Question 4: best selling products
Problem description
The merchant sales record table t5 contains the following fields:
- Seller ID: seller_id
- Buyer ID: buyer_id
- Item ID: item_id
- Item quantity: num
It is required to calculate the goods with the highest sales volume of each seller, and the output information includes the following contents:
Seller id | Item id | Total sales of items |
---|
Problem analysis
This is a group ranking problem, which needs to be grouped according to sellers to calculate the products with the highest sales volume.
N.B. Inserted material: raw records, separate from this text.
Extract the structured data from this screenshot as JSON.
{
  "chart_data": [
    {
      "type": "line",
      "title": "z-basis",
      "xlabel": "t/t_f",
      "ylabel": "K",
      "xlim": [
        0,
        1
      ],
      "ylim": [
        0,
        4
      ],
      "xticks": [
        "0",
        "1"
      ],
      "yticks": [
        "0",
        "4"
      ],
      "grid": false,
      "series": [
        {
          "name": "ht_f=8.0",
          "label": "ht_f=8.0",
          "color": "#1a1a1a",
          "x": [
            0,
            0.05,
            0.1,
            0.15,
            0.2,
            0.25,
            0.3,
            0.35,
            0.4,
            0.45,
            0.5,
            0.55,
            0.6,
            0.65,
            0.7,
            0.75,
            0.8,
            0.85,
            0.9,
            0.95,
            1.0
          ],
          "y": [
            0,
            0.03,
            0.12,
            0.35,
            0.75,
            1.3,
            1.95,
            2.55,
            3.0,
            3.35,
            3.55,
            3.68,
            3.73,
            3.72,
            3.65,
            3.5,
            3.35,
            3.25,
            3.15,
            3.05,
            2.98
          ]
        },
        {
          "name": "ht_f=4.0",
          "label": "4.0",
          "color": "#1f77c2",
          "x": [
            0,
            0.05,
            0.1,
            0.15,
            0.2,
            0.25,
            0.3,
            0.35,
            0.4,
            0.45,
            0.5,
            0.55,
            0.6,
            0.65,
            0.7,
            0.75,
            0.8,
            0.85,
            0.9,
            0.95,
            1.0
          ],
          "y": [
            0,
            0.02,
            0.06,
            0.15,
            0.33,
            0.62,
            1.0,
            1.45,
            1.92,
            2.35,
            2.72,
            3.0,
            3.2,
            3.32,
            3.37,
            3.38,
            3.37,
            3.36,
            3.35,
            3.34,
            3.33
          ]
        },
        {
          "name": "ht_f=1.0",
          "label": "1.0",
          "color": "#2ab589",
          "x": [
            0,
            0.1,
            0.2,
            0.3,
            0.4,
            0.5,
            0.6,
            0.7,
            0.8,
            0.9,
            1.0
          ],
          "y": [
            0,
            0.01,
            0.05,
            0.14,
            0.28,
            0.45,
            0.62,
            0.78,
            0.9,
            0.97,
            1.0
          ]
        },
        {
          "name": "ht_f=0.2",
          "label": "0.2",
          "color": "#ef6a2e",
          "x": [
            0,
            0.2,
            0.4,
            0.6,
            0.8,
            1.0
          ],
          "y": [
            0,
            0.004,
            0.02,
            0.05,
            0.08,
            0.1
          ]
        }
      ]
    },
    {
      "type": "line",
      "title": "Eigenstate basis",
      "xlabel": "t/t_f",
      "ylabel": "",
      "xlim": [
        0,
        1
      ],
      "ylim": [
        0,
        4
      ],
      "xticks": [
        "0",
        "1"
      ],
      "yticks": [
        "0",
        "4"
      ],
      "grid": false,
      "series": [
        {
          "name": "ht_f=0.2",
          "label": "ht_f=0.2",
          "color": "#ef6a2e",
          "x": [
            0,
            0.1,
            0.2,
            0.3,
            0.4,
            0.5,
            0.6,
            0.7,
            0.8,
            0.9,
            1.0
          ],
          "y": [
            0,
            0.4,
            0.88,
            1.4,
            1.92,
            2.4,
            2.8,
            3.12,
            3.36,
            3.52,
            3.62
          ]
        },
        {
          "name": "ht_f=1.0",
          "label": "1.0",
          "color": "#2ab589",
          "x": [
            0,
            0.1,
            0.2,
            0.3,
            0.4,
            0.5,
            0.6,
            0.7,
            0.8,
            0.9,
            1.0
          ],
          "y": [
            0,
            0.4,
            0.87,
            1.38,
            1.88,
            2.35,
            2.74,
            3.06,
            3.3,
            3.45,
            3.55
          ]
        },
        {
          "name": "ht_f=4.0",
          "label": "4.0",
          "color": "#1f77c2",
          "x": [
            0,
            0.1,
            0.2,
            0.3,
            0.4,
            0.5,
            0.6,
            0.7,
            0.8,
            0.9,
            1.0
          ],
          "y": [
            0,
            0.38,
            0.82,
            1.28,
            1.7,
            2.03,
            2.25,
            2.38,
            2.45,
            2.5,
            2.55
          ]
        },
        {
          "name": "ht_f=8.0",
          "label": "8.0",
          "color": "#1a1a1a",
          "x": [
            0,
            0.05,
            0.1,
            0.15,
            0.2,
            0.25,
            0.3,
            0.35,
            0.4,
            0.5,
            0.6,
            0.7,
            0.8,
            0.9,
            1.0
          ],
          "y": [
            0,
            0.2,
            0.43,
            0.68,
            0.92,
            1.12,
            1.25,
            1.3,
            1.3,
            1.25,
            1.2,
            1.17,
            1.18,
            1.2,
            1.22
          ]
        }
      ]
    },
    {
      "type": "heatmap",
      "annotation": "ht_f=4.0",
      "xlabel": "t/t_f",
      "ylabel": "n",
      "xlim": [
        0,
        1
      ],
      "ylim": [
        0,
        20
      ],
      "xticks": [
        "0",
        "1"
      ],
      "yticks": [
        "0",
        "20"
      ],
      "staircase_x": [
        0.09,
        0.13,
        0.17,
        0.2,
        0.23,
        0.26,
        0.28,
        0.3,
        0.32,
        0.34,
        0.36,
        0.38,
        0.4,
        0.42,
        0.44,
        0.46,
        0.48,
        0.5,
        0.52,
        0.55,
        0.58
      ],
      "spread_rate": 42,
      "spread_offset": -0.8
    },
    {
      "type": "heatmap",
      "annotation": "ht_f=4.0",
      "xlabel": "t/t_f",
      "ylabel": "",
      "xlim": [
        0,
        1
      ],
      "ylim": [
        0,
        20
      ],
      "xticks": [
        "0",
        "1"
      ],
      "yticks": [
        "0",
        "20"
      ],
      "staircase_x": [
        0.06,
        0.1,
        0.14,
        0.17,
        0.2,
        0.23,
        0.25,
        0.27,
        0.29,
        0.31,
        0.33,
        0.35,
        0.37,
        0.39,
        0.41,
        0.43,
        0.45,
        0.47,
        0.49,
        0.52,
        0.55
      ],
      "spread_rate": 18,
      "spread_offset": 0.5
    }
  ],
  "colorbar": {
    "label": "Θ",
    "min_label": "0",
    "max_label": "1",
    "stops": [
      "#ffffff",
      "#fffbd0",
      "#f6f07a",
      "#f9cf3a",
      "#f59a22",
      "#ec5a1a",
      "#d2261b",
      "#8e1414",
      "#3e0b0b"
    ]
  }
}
Such questions use Window function The most convenient solution, for example:
-- Create sample table CREATE TABLE t5 (seller_id int, buyer_id int, item_id int, num int); INSERT INTO t5 VALUES (1, 11, 1, 100), (1, 12, 1, 200), (1, 12, 2, 300); INSERT INTO t5 VALUES (2, 11, 1, 100), (2, 12, 3, 200); -- Calculate the item with the highest sales volume for each seller WITH sales AS ( SELECT seller_id, item_id, sum(num) AS ss FROM t5 GROUP BY seller_id, item_id ), sales_rank AS ( SELECT seller_id, item_id, ss, rank() OVER (PARTITION BY seller_id ORDER BY ss DESC) AS rk FROM sales) SELECT * FROM sales_rank WHERE rk = 1; seller_id|item_id|ss |rk| ---------+-------+---+--+ 1| 1|300| 1| 1| 2|300| 1| 2| 3|200| 1|
First, the WITH Clause defines two common table expressions. Sales includes the total sales of each seller and each item_ Rank calculates the sales ranking of different items of the same seller based on this sales. The last query statement returns the highest ranked product.
Seller 1's sales of item 1 and item 2 are the same, so two records are returned.
summary
For the data analysis post, mastering SQL grouping aggregation, CASE expression and window function is the basic requirement. With the introduction of MySQL 8.0, it makes all this easier.